The State of Online Video report was based on responses from 5,000 consumers in France, Germany, India, Italy, Japan, Philippines, Singapore, South Korea, the United Kingdom, and the United States age 18 and older who watch one hour or more of online video content each week.
Yet despite showing a taste for online video, the survey also showed that consumers still spend more time watching traditional broadcast, averaging eight hours, two minutes each week. Moreover, the aforementioned performance issues, continue to turn viewers off, pushing them to rely on traditional broadcast viewing with as many as three-fifths of global consumers noting in the survey that they would be more likely to watch live sports online if they were guaranteed not to experience viewing delays. When it came to online video frustrations, rebuffering is the primary area of contention for viewers, with two-thirds reporting they will stop watching a video after two rebuffers.
Not surprisingly, millennials were leading the global shift to online video. Respondents aged 18-35 were found to currently watch more online video than broadcast. Young millennials (age 18-25) watched an average of nine hours, 13 minutes of online video weekly compared to six hours, 11 minutes of traditional TV. 15 percent of young millennials spend more than 20 hours a week watching online video. Viewers in the Philippines watched the most online video at eight hours, 46 minutes each week, followed closely by India and the United States at nearly eight and a half hours of viewing each week. Germany has the lowest online video viewership rate at five hours, two minutes.
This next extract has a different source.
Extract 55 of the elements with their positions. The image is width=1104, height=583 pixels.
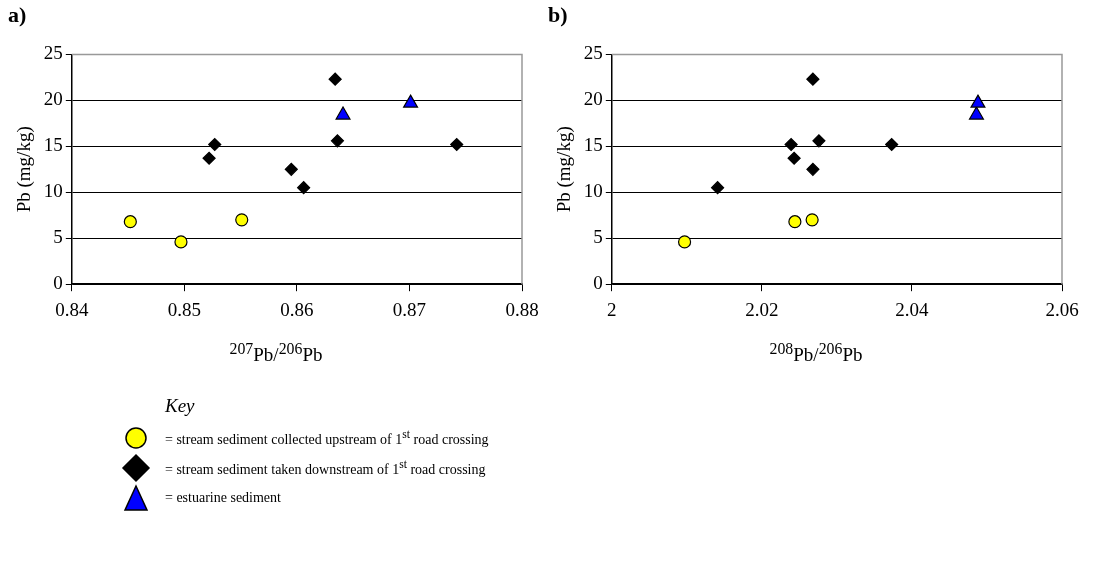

The report also showed that cable subscribers pay for more streaming services than cord-cutters and that nearly three-fifths of worldwide consumers subscribe to at least one video-on-demand (VOD) service. Cable subscribers were found to be supplementing, not replacing, traditional TV with online video, paying for an average of 1.2 streaming services, while non-cable subscribers pay for 0.7 service.
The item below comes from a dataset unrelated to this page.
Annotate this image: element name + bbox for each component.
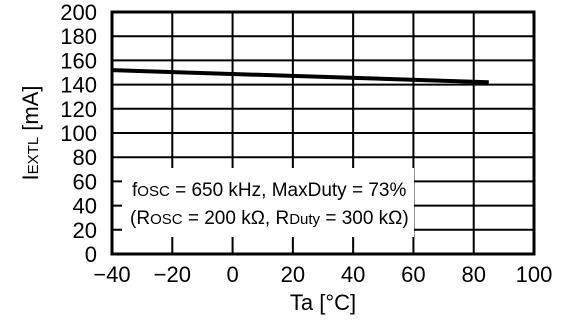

On a note of caution, noted that consumers would cancel their services due to price increases. More than half (55%) of worldwide consumers say price increases would be the primary reason for cancelling an SVOD service. Nearly half (46%) note the same for their cable subscription.
Commenting on the trends revealed in the State of Online Video report, Michael Milligan, senior director at Limelight Networks said: “As consumer adoption of online video has increased, patience for video interruptions is at an all-time low. Missed moments spoil live online viewing experiences, which means that providers must ensure low latency to lure viewers away from traditional TV.